Quantos são os casos em que os profissionais usam, se muito, já no mundo do trabalho, apenas uns 10% do que aprenderam nos ensinos de primeiro e segundo graus, mesmo o universitário. É hora de a maioria guardar mais que 10% sob nova orientação didática e pedagógica; o restante fica para os profissionais que realmente quiserem seguir as carreiras nas quais esses conhecimentos são exigidos.
Agora, para que isto frutifique é necessário que a teoria venha junto com a prática. Sugestão que não é nova, mas pouco seguida. O conhecimento só ganha força e sinergia se ao aluno é dada a oportunidade de conhecer de perto como funciona o mecanismo ou a máquina, o qual foi concebido ou foi deduzido da teoria.
É preciso ver em sala de aula ou ler no livro e operar no chão de fábrica ou de oficina aquele mecanismo ou máquina. Há inúmeros casos de operários que contribuíram para suas empresas apenas observando o funcionamento do sistema de equipamentos e máquinas. Se tivessem conhecido antes a teoria com certeza se lhes expandiriam o conhecimento e suas respectivas contribuições.
Universidades e centros de pesquisa não são guetos fechados da ciência, tampouco as escolas técnicas e institutos tecnológicos são apêndices de conhecimento, assim como as fábricas são somente lugares onde a ciência e a tecnologia são aplicadas. A construção de naves espaciais, por exemplo, abriga vários cientistas, técnicos e profissionais especializados de vários níveis de conhecimento e formação.
Quase ao final, mas não menos importante, está mais que na hora de a professora e o professor, especialmente os dos ensinos básico, fundamental e médio, voltarem a ter a importância e o relevo social que merecem. Melhores condições de trabalho e salários são requisitos básicos de reconhecimento da sociedade e do estado pelo trabalho que desempenham na formação das meninas e meninos do nosso país.
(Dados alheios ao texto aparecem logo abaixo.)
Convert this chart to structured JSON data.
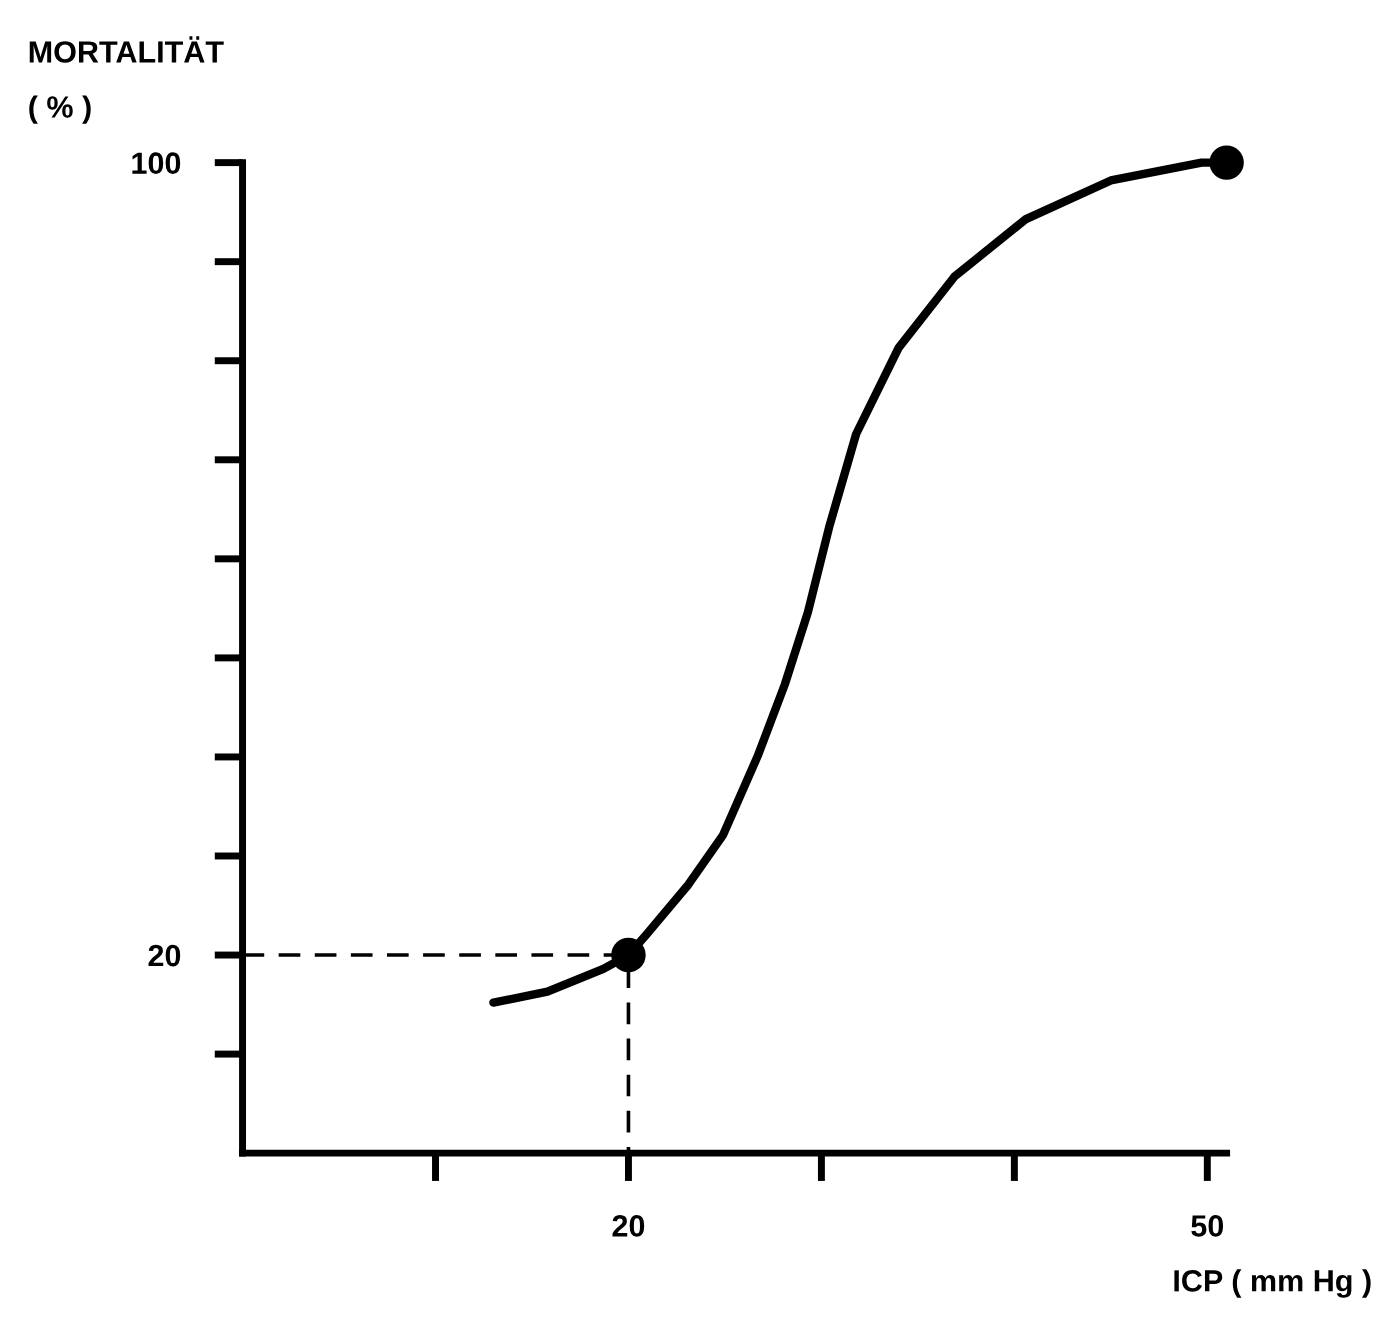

Por fim, um breve relato. Ao final de uma de três palestras na cidade de Tefé, AM, no cinema da cidade, em 1970, fui abordado por um velho morador, pescador, que participara todo o tempo. Disse-me ele: “entendi tudo o que o senhor falou, bem explicado, só tem um problema, a cooperativa de consumo proposta para os pescadores fazerem aqui, não vai dar certo. Nós, sozinhos, não damos conta de enfrentar os comerciantes e a prelazia que se encarrega do transporte fluvial. A esperança minha e da maioria é que o senhor, quando voltar à capital, lembre da gente e faça alguma coisa por nós, especialmente na educação”.
Acho que muita coisa pude fazer ao longo de minha vida de servidor público e profissional de ensino superior para atender ao senhor Jatobá. Complemento aqui e agora com sugestões ao novo ministro a ser empossado para a área específica de educação.
(*) José Carlos Peliano é economista e colaborador da Carta Maior.